No wonder we are left with trying to minimize the harm
from their use.
The
fundamental problems with predicating a total drug policy
simply on ‘harm minimisation’, is that this allows for no
explicit focus on preventative drug education, or validating
non-use of drugs by children, as the community’s ’starting
point’ on drugs.
Just as importantly, harm minimization is actually a
‘treatment or intervention’ approach, and is what you do
with someone when they are already doing something and don’t
want to stop and yet, harm minimization also underpins
official, recommended school drug education policies.
If
we are to focus on the most vulnerable group in society –
our children - our drug policies should surely recognise that
there are different requirements for children. Unfortunately,
our drug policies have always been a ‘one size fits all
approach’ which until now, have barely recognised the need
for prevention, and have never validated non-use as the
totally acceptable community ‘norm’. Even now, prevention
is something simply ‘buried’ within harm minimisation.
Neither
have our policies ever educated society about addiction – or
dependence and how to identify this level of use, and what
interventions are required, or what risk factors will assist
in early detection and intervention for those suffering from
addiction.
There
is a definite and valid place for harm minimization – in
intervention and treatment, and includes approaches such as
“don’t drink and drive”, dip needles in bleach, lie down
to use nitrous oxide because it can cause dizziness, don’t
sniff solvents alone, don’t use alcohol with party pills,
which are all elements of advice provided at times by official
agencies.
I believe they are in a similar league to ‘practicing
safe sex’ – which immediately begs the next questions –
“How often, how long, how do you know when you have got it
right?”
Starting
at the beginning should make sense to us all, and we should
surely start our Policy approach by firstly validating non-use
as the acceptable social ‘norm’, and educating our
children with factual knowledge about drugs, their brain,
puberty and why they should not mix these elements during
their formative years.
We
need to look at what drug ‘education’ should be.

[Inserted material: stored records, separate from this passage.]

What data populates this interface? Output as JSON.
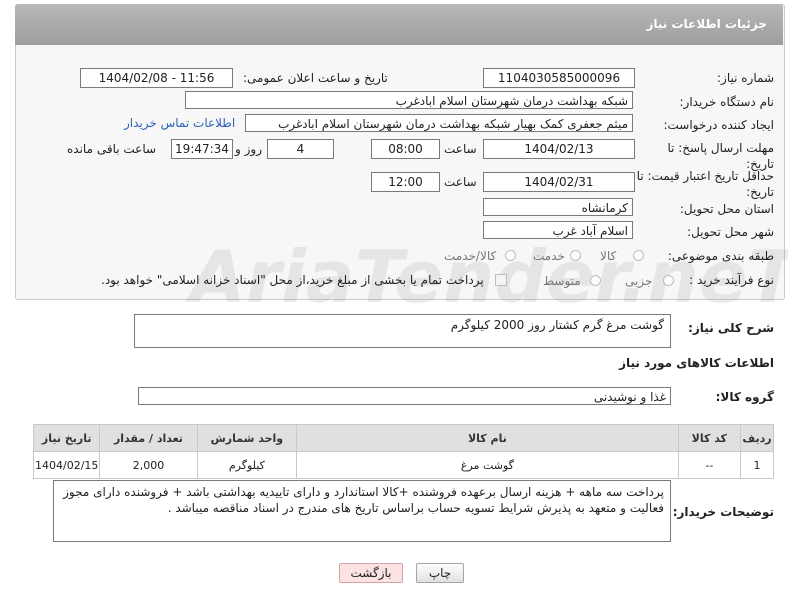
{
  "panel": {
    "title": "جزئیات اطلاعات نیاز"
  },
  "form": {
    "need_number_label": "شماره نیاز:",
    "need_number": "1104030585000096",
    "announce_label": "تاریخ و ساعت اعلان عمومی:",
    "announce_value": "1404/02/08 - 11:56",
    "buyer_org_label": "نام دستگاه خریدار:",
    "buyer_org": "شبکه بهداشت درمان شهرستان اسلام ابادغرب",
    "creator_label": "ایجاد کننده درخواست:",
    "creator": "میثم جعفری کمک بهیار شبکه بهداشت درمان شهرستان اسلام ابادغرب",
    "contact_link": "اطلاعات تماس خریدار",
    "deadline_label": "مهلت ارسال پاسخ: تا تاریخ:",
    "deadline_date": "1404/02/13",
    "time_label": "ساعت",
    "deadline_time": "08:00",
    "days_value": "4",
    "days_label": "روز و",
    "remaining_time": "19:47:34",
    "remaining_label": "ساعت باقی مانده",
    "min_validity_label": "حداقل تاریخ اعتبار قیمت: تا تاریخ:",
    "validity_date": "1404/02/31",
    "validity_time_label": "ساعت",
    "validity_time": "12:00",
    "province_label": "استان محل تحویل:",
    "province": "کرمانشاه",
    "city_label": "شهر محل تحویل:",
    "city": "اسلام آباد غرب",
    "category_label": "طبقه بندی موضوعی:",
    "category_options": [
      "کالا",
      "خدمت",
      "کالا/خدمت"
    ],
    "process_label": "نوع فرآیند خرید :",
    "process_options": [
      "جزیی",
      "متوسط"
    ],
    "payment_note": "پرداخت تمام یا بخشی از مبلغ خرید،از محل \"اسناد خزانه اسلامی\" خواهد بود."
  },
  "description": {
    "label": "شرح کلی نیاز:",
    "text": "گوشت مرغ گرم کشتار روز 2000 کیلوگرم"
  },
  "goods": {
    "section_title": "اطلاعات کالاهای مورد نیاز",
    "group_label": "گروه کالا:",
    "group_value": "غذا و نوشیدنی",
    "columns": [
      "ردیف",
      "کد کالا",
      "نام کالا",
      "واحد شمارش",
      "تعداد / مقدار",
      "تاریخ نیاز"
    ],
    "rows": [
      [
        "1",
        "--",
        "گوشت مرغ",
        "کیلوگرم",
        "2,000",
        "1404/02/15"
      ]
    ]
  },
  "buyer_notes": {
    "label": "توضیحات خریدار:",
    "text": "پرداخت سه ماهه + هزینه ارسال برعهده فروشنده +کالا استاندارد و دارای تاییدیه بهداشتی باشد + فروشنده دارای مجوز فعالیت و متعهد به پذیرش  شرایط تسویه حساب براساس تاریخ های مندرج در اسناد مناقصه میباشد ."
  },
  "buttons": {
    "print": "چاپ",
    "back": "بازگشت"
  },
  "watermark": "AriaTender.neT"
}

My interpretation is: The provision of factual
information on the chemical nature of drugs, their potential
effect on the brain (and puberty in the case of children),
their effect on health, wellbeing and behaviour, their impact
on society, the definition of addiction and those who are at
greater risk, the validation of those who choose not to use
drugs, the skills and motivation to delay the decision to use,
the reasons to stop current use, and how to recognise when
drug use becomes problematic for those who do choose to use
and abuse drugs, and how to intervene and treat those
suffering from addiction.
Preventative
education should not have a bias to advising what to do to
keep you safer while you are doing what you are doing.
Neither should it be a one-size-fits-all from primary school
through to hard out addiction.
Harm minimization is nothing to do with preventative
– or even informative education for the general population,
but is a specifically different type of education, focused on
one group of existing users.
The
drug policy approach should be to clearly and explicitly
validate non-use of drugs as a starting point, then ensure
schools are funded (and they are not) to educate about drugs.

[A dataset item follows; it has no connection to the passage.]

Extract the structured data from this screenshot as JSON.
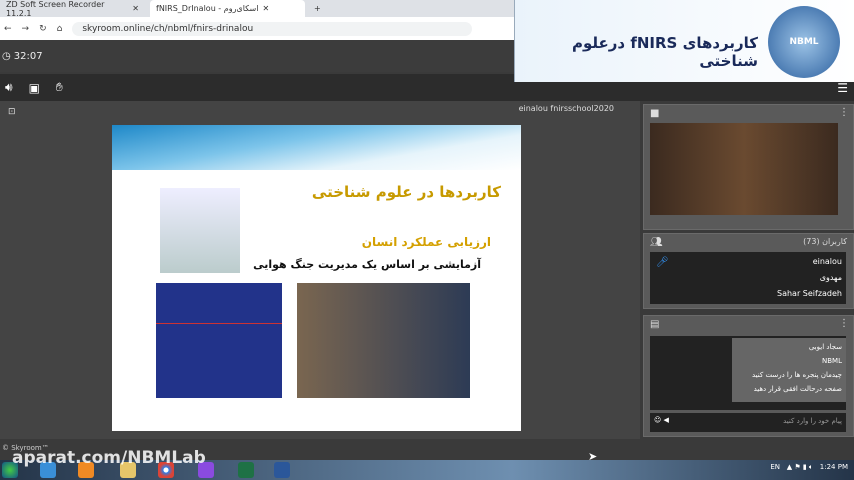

For those who decide to use or abuse drugs, or their
use becomes problematic, then harm minimization is used in its
appropriate context.
When all else fails for those who are dependent –
intervention/treatment and compulsory orders may be required,
as in the mental health field. There should also
be of course, parallel efforts to control supply at borders
and through legislation.
If
our Ministries continue to do what they have always done, we
will always get what we’ve always got.
If they do not recognize that their policy advice has
led to our ‘gold medal’ for drug use, then there needs to
be a clean-out of advisors, because it is under their
stewardship/direction over the past 20 years that we have
reached this appalling pinnacle of drug use and worse still -
our societal acceptance of that use.